At its exit from West Papua, the Sepik is only 85m above sea level and from there it winds gradually down to the sea – a huge, brown, coiling serpent. It has often changed its course, leaving dead-ends, lagoons, oxbow lakes or huge swampy expanses that turn into lakes or dry up to become grasslands in the dry season.
As an indication of its age and changing course, there are no stones or rocks within 50km of the river’s banks. Villages have ‘sacred stones’ that have been carried in from far away and placed in front of village haus tambarans.
The inexorable force of the river tears great chunks of mud and vegetation out of the riverbanks and these drift downstream as floating islands. There is no delta and the river stains the sea brown for 50km or more from the shore.
For much of its length, the Sepik is bordered by huge expanses of swamp or pitpit (wild sugar cane). There are hills further inland and eventually the Sepik climbs into wild mountain country near its source. Between the river and the coastal plain, the Bewani and Torricelli mountains rise to over 1000m. There are no natural harbours on the Sepik region’s 450km of coastline.
June to October is the driest time in most of the Sepik, but microclimates vary significantly. Average annual rainfalls lie between 2000mm around Wewak and Maprik, and a stunning 5200mm at Amboin. You can expect drenching rain at any time on the river, but the wet season is from December to April.
Most rain falls in January and February and the river level starts to drop after April. Temperatures and humidity can be high, but it’s usually pleasant on the river, where you catch the breeze.
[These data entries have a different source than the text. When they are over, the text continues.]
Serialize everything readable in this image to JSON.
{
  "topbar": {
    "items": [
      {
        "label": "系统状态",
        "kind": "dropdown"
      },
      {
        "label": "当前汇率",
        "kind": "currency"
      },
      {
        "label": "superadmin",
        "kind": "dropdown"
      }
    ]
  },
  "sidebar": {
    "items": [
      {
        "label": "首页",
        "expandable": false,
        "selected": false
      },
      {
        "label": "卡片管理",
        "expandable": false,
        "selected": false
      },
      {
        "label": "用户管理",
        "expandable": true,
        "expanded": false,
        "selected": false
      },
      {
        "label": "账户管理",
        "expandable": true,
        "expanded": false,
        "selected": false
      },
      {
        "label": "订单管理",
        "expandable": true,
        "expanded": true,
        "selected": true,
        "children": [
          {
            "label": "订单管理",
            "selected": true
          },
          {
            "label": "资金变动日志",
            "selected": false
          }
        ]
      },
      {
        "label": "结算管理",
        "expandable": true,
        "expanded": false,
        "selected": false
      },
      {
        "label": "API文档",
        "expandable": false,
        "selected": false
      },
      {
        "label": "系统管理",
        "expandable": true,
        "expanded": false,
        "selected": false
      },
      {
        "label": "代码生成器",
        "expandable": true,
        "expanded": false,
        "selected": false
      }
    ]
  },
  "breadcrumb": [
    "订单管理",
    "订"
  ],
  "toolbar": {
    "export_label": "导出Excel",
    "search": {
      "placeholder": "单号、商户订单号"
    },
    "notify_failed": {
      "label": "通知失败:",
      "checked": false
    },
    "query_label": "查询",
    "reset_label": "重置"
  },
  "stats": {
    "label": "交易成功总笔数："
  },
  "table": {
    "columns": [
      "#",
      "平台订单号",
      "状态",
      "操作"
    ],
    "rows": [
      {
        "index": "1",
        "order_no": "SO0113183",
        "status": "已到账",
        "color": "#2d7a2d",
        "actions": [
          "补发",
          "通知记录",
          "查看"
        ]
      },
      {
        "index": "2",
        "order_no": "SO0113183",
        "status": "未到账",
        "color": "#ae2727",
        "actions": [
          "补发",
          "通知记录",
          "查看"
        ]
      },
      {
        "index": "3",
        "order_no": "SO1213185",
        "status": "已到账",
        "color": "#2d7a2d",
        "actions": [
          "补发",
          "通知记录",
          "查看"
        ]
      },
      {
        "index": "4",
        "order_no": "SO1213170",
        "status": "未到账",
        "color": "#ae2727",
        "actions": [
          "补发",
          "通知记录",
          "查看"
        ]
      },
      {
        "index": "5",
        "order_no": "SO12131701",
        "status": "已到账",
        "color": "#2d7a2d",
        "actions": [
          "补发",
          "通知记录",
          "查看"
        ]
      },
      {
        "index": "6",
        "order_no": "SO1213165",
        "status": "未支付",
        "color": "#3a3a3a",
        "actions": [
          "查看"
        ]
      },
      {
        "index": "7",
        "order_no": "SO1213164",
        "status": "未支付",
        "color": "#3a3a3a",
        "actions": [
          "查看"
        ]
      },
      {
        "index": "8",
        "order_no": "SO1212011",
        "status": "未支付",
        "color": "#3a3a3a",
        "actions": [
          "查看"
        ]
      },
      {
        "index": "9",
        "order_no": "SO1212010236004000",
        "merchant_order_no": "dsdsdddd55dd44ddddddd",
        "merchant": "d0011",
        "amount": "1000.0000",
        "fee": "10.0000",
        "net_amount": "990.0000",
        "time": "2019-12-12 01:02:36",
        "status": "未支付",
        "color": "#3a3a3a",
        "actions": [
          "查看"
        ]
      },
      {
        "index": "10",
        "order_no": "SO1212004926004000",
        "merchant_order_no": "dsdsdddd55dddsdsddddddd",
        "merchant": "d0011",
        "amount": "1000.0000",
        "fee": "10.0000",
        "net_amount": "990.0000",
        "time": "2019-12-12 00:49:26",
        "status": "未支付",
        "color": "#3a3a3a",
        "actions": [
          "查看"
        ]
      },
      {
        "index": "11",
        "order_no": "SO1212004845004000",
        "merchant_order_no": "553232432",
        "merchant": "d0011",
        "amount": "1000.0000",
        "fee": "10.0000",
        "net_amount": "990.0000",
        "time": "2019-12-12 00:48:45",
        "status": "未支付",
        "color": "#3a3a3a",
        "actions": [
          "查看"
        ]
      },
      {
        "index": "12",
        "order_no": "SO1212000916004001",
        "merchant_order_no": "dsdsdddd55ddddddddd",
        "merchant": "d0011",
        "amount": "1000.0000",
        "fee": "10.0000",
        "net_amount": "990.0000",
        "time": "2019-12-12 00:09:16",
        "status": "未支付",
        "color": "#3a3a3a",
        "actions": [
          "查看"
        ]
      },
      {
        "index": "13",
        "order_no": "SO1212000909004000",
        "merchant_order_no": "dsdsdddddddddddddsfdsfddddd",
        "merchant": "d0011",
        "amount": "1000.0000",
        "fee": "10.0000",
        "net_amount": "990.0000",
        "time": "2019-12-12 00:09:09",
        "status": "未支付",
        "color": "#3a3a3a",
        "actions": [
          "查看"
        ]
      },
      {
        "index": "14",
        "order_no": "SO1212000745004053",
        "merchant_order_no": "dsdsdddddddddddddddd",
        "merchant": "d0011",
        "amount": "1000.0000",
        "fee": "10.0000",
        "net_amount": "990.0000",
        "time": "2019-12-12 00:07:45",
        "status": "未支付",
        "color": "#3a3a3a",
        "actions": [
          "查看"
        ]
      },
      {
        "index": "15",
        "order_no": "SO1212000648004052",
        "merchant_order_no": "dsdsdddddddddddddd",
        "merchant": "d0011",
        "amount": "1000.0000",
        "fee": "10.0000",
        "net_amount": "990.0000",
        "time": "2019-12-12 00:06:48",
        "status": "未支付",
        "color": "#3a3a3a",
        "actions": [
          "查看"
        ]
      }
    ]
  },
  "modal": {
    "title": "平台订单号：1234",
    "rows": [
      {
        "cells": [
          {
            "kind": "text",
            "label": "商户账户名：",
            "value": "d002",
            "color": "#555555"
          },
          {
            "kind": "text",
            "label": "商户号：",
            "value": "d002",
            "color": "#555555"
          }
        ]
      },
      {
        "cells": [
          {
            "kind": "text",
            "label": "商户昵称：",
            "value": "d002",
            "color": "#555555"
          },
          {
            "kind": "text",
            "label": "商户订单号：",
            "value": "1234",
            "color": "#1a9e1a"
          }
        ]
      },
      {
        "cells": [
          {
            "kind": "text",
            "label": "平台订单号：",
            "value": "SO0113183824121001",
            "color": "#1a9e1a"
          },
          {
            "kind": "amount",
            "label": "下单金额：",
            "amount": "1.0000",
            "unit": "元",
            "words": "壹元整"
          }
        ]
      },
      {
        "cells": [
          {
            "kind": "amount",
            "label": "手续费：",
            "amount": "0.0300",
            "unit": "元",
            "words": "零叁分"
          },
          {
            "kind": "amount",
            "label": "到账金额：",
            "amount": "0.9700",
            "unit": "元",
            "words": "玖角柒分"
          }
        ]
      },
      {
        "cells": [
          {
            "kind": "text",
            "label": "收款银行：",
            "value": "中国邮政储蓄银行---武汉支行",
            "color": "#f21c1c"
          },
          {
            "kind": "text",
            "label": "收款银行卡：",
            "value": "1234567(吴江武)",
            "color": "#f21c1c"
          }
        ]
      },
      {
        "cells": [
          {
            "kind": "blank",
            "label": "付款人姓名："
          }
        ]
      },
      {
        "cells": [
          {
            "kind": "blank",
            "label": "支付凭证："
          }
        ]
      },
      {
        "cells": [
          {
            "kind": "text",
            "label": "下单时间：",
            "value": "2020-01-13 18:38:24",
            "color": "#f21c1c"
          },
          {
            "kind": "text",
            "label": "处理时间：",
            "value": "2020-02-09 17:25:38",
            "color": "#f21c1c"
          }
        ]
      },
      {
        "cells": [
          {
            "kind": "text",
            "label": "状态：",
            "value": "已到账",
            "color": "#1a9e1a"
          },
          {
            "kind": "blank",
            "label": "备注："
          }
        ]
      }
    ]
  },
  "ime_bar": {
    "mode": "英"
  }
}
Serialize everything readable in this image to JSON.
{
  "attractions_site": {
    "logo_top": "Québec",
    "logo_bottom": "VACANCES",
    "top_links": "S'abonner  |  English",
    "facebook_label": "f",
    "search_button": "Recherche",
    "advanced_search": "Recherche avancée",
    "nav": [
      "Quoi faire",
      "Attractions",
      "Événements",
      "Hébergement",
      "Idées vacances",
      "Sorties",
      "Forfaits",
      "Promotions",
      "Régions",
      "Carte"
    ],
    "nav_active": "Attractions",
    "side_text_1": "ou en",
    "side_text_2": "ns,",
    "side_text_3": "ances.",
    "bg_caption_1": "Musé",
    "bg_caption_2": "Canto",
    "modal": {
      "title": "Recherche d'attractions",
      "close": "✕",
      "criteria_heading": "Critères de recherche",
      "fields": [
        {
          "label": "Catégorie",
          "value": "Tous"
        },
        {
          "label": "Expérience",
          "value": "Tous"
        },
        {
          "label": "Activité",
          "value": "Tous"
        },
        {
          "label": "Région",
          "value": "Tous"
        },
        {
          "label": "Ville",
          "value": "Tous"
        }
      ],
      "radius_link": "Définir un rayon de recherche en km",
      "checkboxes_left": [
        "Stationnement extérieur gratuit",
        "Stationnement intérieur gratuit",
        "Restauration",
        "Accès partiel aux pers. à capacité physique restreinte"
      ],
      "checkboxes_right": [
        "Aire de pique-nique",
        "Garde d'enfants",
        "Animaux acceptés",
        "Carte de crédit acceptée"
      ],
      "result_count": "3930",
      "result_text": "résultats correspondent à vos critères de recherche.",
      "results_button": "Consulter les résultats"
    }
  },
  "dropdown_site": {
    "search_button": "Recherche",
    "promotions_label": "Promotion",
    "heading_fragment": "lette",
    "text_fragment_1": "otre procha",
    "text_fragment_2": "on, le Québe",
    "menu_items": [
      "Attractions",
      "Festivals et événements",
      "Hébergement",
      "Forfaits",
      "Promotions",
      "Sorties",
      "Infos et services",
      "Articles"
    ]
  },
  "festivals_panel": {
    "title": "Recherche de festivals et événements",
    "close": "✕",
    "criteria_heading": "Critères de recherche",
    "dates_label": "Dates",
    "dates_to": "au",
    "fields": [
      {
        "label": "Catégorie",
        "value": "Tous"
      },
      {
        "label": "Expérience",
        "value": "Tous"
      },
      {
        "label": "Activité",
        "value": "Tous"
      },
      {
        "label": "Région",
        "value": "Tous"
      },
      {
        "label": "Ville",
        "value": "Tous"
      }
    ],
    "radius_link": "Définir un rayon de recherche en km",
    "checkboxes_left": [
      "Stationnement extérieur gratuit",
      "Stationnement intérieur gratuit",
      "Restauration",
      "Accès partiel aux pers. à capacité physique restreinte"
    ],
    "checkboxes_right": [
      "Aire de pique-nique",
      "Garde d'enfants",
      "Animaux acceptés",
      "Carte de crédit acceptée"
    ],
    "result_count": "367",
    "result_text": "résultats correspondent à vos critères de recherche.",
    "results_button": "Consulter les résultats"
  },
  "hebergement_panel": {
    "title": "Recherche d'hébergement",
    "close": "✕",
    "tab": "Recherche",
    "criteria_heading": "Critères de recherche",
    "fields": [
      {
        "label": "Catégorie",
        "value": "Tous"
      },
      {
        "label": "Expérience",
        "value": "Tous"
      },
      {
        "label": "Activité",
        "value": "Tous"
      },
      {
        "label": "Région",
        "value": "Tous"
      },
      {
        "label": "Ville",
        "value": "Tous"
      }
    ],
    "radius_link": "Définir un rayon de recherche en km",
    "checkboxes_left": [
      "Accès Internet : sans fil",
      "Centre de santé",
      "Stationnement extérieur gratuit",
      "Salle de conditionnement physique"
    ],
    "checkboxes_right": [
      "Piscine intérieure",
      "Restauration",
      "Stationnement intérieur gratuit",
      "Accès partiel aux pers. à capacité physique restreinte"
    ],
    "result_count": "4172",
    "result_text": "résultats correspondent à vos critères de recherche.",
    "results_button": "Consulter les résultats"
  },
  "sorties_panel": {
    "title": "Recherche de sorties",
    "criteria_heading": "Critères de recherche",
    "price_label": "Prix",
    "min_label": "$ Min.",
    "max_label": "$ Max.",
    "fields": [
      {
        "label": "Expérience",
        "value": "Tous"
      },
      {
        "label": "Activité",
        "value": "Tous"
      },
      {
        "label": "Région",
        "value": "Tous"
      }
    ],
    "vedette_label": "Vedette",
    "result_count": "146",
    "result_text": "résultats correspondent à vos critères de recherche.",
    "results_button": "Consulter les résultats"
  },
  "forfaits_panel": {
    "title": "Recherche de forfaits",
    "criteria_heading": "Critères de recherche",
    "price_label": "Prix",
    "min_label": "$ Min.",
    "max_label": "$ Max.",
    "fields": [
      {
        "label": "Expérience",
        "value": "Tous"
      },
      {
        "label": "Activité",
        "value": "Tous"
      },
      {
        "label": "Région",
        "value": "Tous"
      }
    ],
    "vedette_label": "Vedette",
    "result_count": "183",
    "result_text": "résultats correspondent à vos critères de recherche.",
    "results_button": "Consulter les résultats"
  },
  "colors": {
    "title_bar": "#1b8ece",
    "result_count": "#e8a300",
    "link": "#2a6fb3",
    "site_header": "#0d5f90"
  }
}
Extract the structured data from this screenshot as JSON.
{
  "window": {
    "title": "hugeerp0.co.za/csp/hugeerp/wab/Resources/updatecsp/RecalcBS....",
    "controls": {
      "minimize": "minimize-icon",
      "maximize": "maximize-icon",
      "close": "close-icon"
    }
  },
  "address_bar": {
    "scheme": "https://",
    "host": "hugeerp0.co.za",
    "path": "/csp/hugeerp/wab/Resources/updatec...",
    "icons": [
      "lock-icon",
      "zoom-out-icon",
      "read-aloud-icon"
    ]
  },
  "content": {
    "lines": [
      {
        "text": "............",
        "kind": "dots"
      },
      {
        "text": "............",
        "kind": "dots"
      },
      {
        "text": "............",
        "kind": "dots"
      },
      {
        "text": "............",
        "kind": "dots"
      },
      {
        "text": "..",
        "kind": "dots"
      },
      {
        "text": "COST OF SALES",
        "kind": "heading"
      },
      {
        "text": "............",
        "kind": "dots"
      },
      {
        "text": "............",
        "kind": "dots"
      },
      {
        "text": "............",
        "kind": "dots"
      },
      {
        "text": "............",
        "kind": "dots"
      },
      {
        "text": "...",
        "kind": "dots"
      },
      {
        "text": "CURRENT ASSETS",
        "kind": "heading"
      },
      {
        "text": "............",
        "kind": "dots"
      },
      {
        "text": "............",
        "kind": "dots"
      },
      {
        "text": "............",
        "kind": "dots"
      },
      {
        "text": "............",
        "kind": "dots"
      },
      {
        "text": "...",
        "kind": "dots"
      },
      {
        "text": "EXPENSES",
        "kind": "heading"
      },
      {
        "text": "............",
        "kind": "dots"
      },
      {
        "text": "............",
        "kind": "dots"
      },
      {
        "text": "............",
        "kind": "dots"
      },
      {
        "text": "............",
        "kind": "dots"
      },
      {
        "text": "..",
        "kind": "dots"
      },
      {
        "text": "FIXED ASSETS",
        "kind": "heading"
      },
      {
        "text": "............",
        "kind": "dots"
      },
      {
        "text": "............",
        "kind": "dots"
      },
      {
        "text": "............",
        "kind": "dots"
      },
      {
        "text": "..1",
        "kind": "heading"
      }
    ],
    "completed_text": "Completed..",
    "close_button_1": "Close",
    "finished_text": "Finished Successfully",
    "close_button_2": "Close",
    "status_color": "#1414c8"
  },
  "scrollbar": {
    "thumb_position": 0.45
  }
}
Early in the dry season is the best time to visit – the mosquitoes are less numerous and there’s plenty of water in the river system. By August the level drops significantly emptying some tributaries and barets (artificial channels cut as shortcuts across loops in the river), and this makes travel times much longer.
In the dry season the Chambri Lakes can get very smelly – they shrink, fish die and weed rots.